In practical terms, when we say we’re using linear regression for prediction and assuming a linear relationship, it implies that we believe the target variable (e.g., Bitcoin price) can be reasonably approximated by a linear combination of the input features (e.g., opening, high, low prices). While this assumption might not always hold true in real-world scenarios, linear regression can still provide valuable insights and predictions, especially when the relationship between variables is approximately linear or when used in conjunction with other techniques for feature engineering and model evaluation.
Now here is the code for this:
model = LinearRegression()
model.fit(X, y)
Output the Predictions
Now that we have a trained model, let’s make predictions for future Bitcoin prices. This next part of code ties everything together and prints out the price prediction based on the last 10 years of Bitcoin price data.
last_row = df.tail(1)
X_pred = last_row[['Open', 'High', 'Low']]
date_pred = last_row.index[0] + pd.Timedelta(days=1) # predict the next day's price
y_pred = model.predict(X_pred)
print('Predicted price on', date_pred.strftime('%Y-%m-%d'), ':', y_pred[0])
In this snippet, we’re predicting the price for the next day using the last available data point.
Here is the full code:
import pandas as pd
import yfinance as yf
from sklearn.linear_model import LinearRegression
# Download historical price data
symbol = "BTC-USD"
start_date = pd.Timestamp.today() - pd.Timedelta(days=365*10)

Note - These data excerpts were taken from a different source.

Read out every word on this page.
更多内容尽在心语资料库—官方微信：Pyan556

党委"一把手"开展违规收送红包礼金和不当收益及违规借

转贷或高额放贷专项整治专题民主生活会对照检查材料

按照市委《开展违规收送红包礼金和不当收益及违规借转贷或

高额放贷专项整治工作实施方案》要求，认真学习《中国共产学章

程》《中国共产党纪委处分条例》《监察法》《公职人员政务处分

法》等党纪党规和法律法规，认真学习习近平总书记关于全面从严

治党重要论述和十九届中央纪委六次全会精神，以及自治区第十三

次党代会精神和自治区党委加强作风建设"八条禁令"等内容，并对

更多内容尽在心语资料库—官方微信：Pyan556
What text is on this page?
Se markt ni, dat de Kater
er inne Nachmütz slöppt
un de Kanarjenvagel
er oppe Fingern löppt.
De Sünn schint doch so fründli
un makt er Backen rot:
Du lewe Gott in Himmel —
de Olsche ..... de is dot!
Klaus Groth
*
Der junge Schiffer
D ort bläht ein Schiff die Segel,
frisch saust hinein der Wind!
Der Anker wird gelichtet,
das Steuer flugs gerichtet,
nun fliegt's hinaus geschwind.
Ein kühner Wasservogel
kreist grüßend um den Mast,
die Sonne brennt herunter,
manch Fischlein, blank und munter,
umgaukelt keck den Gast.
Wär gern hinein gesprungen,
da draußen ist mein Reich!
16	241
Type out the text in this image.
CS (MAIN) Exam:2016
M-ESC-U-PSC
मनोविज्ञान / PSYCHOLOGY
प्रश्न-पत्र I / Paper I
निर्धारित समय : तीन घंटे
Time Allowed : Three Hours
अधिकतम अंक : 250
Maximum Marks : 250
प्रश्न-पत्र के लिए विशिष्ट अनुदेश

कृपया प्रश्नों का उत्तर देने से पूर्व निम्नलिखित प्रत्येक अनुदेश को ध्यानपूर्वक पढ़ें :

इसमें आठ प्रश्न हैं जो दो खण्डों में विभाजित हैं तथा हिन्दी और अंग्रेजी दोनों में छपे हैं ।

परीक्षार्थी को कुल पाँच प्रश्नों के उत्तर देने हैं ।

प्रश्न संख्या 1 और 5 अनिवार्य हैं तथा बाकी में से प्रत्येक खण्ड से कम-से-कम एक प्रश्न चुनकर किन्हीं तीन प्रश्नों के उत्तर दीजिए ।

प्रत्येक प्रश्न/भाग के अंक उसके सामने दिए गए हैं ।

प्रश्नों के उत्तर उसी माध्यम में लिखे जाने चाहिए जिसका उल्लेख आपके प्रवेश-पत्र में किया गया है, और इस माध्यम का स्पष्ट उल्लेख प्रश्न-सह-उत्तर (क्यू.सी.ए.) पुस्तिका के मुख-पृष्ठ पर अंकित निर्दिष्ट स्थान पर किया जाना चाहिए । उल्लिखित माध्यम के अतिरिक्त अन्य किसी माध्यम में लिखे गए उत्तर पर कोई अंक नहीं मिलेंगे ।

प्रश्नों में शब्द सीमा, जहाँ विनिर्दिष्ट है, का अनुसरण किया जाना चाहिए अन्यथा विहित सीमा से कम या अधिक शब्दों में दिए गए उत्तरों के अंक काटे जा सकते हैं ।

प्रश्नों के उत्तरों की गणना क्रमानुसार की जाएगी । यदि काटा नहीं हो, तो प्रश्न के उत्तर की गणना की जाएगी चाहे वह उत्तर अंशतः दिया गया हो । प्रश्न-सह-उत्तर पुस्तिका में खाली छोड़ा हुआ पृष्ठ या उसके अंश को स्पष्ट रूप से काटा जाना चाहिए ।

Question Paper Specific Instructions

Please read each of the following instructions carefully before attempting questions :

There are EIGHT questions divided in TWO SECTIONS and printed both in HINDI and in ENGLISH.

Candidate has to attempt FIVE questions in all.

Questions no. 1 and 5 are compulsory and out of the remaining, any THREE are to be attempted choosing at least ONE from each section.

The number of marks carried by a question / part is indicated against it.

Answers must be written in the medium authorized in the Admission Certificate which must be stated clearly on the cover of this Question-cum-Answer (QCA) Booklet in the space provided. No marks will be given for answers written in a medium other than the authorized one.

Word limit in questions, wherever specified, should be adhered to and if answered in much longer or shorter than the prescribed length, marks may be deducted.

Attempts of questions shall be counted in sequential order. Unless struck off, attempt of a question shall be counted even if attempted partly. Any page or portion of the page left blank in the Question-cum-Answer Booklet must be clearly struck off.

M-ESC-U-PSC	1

end_date = pd.Timestamp.today()
df = yf.download(symbol, start=start_date, end=end_date)
# Preprocess data
X = df[['Open', 'High', 'Low']]
y = df['Close']
# Train model
model = LinearRegression()
model.fit(X, y)
# Make predictions
last_row = df.tail(1)
X_pred = last_row[['Open', 'High', 'Low']]
date_pred = last_row.index[0] + pd.Timedelta(days=1) # predict the next day's price
y_pred = model.predict(X_pred)
print('Predicted price on', date_pred.strftime('%Y-%m-%d'), ':', y_pred[0])
Improvements & Considerations
While our initial model provides a basic prediction, there are several ways we can enhance its performance:
- Feature Engineering: Include additional relevant features such as trading volume, moving averages, or sentiment analysis from news articles or social media.
- Advanced Models: Experiment with more sophisticated machine learning algorithms such as decision trees, random forests, or neural networks.
- Hyperparameter Tuning: Optimize the parameters of the chosen model to improve its accuracy.
- Time Series Analysis: Utilize techniques specifically designed for time series data, such as ARIMA or LSTM models.
- Regularization: Apply regularization techniques like Ridge or Lasso regression to prevent overfitting.
Wrapping Up
In this tutorial, we’ve learned how to create a simple Bitcoin price prediction model using Python. We fetched historical price data, trained a linear regression model, and made predictions for future prices. Additionally, we explored ways to enhance the model’s accuracy by incorporating advanced techniques and additional features. Remember, while predictive modeling can provide valuable insights, it’s essential to exercise caution and consider various factors before making financial decisions based on model predictions.